God preaches, a noted Clergyman – And the sermon is never long, So instead of getting to Heaven, at last – I’m going, all along.
~ Emily Dickinson (The Poems of Emily Dickinson, #236)
Save your sermons for someone that’s afraid to love If you knew what I feel then you couldn’t be so sure I’ll be right here lying in the hands of God If you feel angels in your head Teardrop of joy runs down your face You will rise ~ Dave Matthews ♫ (Lying in the Hands of God) ♫
Adrift! A little boat adrift! And night is coming down! Will no one guide a little boat Unto the nearest town?
So sailors say — on yesterday — Just as the dusk was brown One little boat gave up its strife And gurgled down and down
So angels say — on yesterday — Just as the dawn was red One little boat — o’erspent with gales — Retrimmed its masts — redecked its sails — And shot — exultant on!
~ Emily Dickinson (The Poems of Emily Dickinson, #6)
Now that I have a Kindle and can read for hours on end without bothering my eyes, I have delved into a huge comprehensive biography of the life of Emily Dickinson, My Wars Are Laid Away in Books: The Life of Emily Dickinson. The above poem struck a chord with me.
What I’ve been learning is that Emily grappled with an exhausting spiritual struggle during her childhood and young adulthood. One by one more and more of her family members and friends experienced evangelical conversions each time a revival made its way to her mother’s church in Amherst, Massachusetts. Emily was never moved to convert, winding up a solitary holdout, and I suspect it was the hypocrisy and inconsistencies in the dogma as presented by her teachers and ministers that never sat well with her.
Some keep the Sabbath going to Church — I keep it, staying at Home — With a Bobolink for a Chorister — And an Orchard, for a Dome — ~ Emily Dickinson (The Poems of Emily Dickinson, #236)

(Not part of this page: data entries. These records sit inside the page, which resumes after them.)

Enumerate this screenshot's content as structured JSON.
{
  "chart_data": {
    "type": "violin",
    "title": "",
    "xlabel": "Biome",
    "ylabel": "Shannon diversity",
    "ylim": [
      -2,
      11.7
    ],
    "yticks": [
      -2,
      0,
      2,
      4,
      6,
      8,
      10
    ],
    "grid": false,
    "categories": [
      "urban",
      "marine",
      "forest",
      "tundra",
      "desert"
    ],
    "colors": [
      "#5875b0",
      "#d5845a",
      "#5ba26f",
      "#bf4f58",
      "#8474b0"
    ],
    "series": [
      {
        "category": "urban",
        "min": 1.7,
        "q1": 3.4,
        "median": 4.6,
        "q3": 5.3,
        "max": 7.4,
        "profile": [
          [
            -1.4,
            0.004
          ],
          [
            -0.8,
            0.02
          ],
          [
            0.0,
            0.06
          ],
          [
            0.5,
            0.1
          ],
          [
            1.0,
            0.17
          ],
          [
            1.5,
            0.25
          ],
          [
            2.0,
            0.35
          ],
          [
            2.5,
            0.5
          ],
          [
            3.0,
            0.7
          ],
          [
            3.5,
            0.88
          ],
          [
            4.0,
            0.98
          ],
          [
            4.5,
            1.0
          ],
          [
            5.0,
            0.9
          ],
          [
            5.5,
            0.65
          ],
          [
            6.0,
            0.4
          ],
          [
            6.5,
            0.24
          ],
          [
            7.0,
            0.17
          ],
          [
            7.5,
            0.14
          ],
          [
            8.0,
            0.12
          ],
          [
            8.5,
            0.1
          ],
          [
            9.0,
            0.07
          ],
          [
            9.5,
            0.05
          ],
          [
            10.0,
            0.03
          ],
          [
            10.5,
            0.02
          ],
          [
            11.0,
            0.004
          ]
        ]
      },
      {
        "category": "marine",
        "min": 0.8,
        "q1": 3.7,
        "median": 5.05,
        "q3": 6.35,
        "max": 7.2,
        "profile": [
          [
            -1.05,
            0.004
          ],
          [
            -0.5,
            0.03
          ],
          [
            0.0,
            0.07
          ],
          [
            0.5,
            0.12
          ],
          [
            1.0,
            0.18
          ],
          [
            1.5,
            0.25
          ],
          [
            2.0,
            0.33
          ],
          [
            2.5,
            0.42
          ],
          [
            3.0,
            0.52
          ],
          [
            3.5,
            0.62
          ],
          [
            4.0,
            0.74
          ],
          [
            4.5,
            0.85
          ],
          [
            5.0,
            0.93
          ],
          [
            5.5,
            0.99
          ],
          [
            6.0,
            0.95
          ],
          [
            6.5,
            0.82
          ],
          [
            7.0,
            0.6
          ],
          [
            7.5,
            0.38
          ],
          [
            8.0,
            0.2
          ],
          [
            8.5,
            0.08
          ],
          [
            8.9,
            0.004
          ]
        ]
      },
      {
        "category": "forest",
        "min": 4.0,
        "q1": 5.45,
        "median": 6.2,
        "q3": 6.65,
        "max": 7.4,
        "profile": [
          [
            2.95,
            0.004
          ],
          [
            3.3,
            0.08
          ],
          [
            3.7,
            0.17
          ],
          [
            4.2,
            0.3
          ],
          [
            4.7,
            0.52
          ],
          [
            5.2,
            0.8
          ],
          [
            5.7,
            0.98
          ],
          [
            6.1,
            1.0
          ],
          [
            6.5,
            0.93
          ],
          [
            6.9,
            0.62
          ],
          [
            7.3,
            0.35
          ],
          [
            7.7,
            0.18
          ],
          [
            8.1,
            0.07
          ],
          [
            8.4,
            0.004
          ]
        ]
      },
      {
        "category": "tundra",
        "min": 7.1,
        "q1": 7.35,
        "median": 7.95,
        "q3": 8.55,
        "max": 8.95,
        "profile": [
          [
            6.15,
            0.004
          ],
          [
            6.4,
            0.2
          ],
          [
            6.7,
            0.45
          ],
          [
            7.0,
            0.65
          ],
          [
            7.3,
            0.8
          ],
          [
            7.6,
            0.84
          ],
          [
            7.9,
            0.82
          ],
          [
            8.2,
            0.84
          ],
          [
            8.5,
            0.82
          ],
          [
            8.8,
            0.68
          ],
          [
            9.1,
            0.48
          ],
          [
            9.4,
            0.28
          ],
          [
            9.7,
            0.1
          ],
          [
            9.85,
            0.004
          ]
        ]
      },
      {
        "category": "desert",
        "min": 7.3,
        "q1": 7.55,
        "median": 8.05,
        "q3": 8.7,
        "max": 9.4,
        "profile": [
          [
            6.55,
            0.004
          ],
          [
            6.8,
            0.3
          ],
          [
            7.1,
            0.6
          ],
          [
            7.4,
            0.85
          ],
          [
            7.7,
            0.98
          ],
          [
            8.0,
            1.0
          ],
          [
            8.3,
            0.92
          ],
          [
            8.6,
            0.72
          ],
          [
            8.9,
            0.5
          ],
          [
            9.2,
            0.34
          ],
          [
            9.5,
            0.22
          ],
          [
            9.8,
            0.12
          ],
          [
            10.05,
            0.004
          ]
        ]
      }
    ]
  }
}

Emily found spiritual fulfillment and ecstasy in nature. I think it can be found in the creative arts, too, and in healing. I will read on, as I just got to the “Adrift!” poem yesterday, but my feeling is that once she made peace with this realization, she was able re-trim her masts, re-deck her sails, and get on with her true vocation, her poetry, her spiritual expression, her own way of worshiping.
As a child my intuition rebelled against my father’s atheism. The first chance I got I latched on to a religion with just as much oppressive dogmatism as the scientific atheism from which I was trying to escape. But while ‘gurgling down’ in my spiritual struggle, it slowly dawned on me that religion and science are simply different ways of trying to make sense of and explain the world and the universe. The assumptions of both can be terribly flawed and misguided. Organized religion and organized science can both be dogmatic and self-righteous. People who worship science, in my opinion, give up their own experience of the divine to the men in lab coats, our modern-day priests. Ideally there is a balance between Logic and Wonder, however.
When I started reading Emerson and Dickinson I found myself home at last with the ideas of transcendentalists:
The transcendentalists felt the presence of God in their intuition, but they advised that intuition should be guided by reason, and not follow its own course unaided. They discerned that God speaks directly to the self within us. They stressed the value and importance of personal mystical experience over beliefs, doctrines, rituals, and institutions. All their insights derived from their inner life. Their movement was a reaffirmation of the inner way of introversion or interiority. ~ Wayne Teasdale (The Mystic Heart: Discovering a Universal Spirituality in the World’s Religions)
How I admire Emily for holding on to her inner life!